A pergunta que muda tudo.
Nessa edição: por que a gente tenta resolver quando deveria perguntar e o que acontece quando a gente fica quieto o suficiente pra ouvir.
Era uma semana antes das férias. Café da manhã, a correria de sempre, e minha filha do meio, sete anos, sentou à mesa e começou a chorar. Ela estava triste porque perderia a professora. A Miss César. Para ela a mais querida de todas.
Qualquer mãe ou pai sabe o que vem a seguir. A gente abre a boca e sai o consolo automático, aquele que a gente aprendeu vendo os próprios pais e nunca questionou: filha, faz parte da vida, ano que vem vai ter uma professora tão incrível quanto. A gente chama de consolar. Mas é outra coisa é redirecionar. É fechar a gaveta enquanto ela ainda está tentando abrir. Então:
Naquela manhã eu me segurei. Em vez de responder, eu perguntei.
— Nossa, Serena. Para você chorar assim, a Miss César deve ser muito especial. O que ela faz que você gosta tanto?
Ela não sabia como responder. Então fui ajudando, devagar e ajudei a eloborar.
Ela te elogia? Senta do seu lado? Te escuta?
Ela ficou quieta um instante. E então:
— Mãe. Todo dia quando eu chego de manhã ela me chama e fala: Serena, vem aqui, me dá um abraço. Ela percebe quando eu entro.
— Você gosta de abraços?
Ela pensou.
— Acho que eu gosto de abraço... e gosto quando alguém percebe que eu estou.

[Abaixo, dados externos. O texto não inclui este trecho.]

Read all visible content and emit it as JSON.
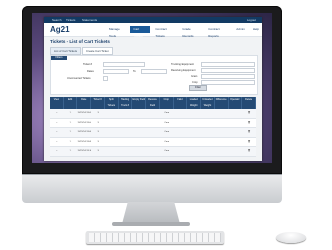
{
  "app": {
    "logo": "Ag21",
    "topbar": [
      "Search",
      "Tickets",
      "Statements"
    ],
    "topbar_right": "Logout",
    "nav": [
      "Manage Tools",
      "Cart Tickets",
      "Contract Tickets",
      "Grade Records",
      "Contract Reports",
      "Admin",
      "Help"
    ],
    "nav_active_index": 1
  },
  "page": {
    "title": "Tickets - List of Cart Tickets",
    "tabs": [
      "List of Cart Tickets",
      "Create Cart Ticket"
    ]
  },
  "filter": {
    "section_label": "Filters",
    "left_labels": [
      "Ticket #",
      "Dates",
      "Unconverted Tickets"
    ],
    "to_label": "To",
    "right_labels": [
      "Trucking Equipment",
      "Receiving Equipment",
      "Grain",
      "Crop"
    ],
    "button_label": "Filter"
  },
  "table": {
    "headers": [
      "View",
      "Edit",
      "Date",
      "Ticket #",
      "Split Tickets",
      "Hauling Truck #",
      "Empty Field",
      "Receive Field",
      "Crop",
      "Field",
      "Loaded Weight",
      "Unloaded Weight",
      "Difference",
      "Operator",
      "Delete"
    ],
    "rows": [
      [
        "",
        "",
        "11/21/14 19:02",
        "3",
        "",
        "",
        "",
        "",
        "Corn",
        "",
        "",
        "",
        "",
        "",
        ""
      ],
      [
        "",
        "",
        "11/21/14 19:04",
        "3",
        "",
        "",
        "",
        "",
        "Corn",
        "",
        "",
        "",
        "",
        "",
        ""
      ],
      [
        "",
        "",
        "11/21/14 19:06",
        "3",
        "",
        "",
        "",
        "",
        "Corn",
        "",
        "",
        "",
        "",
        "",
        ""
      ],
      [
        "",
        "",
        "11/21/14 19:08",
        "3",
        "",
        "",
        "",
        "",
        "Corn",
        "",
        "",
        "",
        "",
        "",
        ""
      ],
      [
        "",
        "",
        "11/21/14 19:10",
        "3",
        "",
        "",
        "",
        "",
        "Corn",
        "",
        "",
        "",
        "",
        "",
        ""
      ]
    ]
  },
  "colors": {
    "nav_blue": "#123a63",
    "accent": "#1a5a99",
    "header_row": "#244a74"
  },
  "icons": {
    "view": "magnifier-icon",
    "edit": "pencil-icon",
    "delete": "trash-icon",
    "apple": "apple-logo-icon"
  }
}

Sete anos. Chegou nessa consciência sozinha, não porque eu dei uma resposta, mas porque eu fiz uma pergunta e fiquei quieta o suficiente para ouvir o que vinha. E o que veio foi uma frase que qualquer adulto poderia passar a vida inteira sem conseguir articular sobre si mesmo.
Ela me contou mais. Que às vezes queria falar na aula mas ficava travada. E que a Miss César percebia isso, pedia silêncio à turma e dizia: preciso escutar o que a Serena tem a contribuir. Ela era vista. Era notada. E isso, para ela, era o mundo.
No fundo todos nós queremos a mesma coisa que a Serena. Queremos que alguém perceba quando a gente entra. As pessoas que a gente mais guarda na memória professoras, líderes, amigos, parceiros, quase sempre são as que tinham esse dom simples e raro de nos fazer sentir presentes, e vistos. Não porque eram perfeitas. Porque prestavam atenção.
O que essa conversa também me fez refletir: além de precisar perguntar mais.
Que o significado das palavras é diferente para todo mundo.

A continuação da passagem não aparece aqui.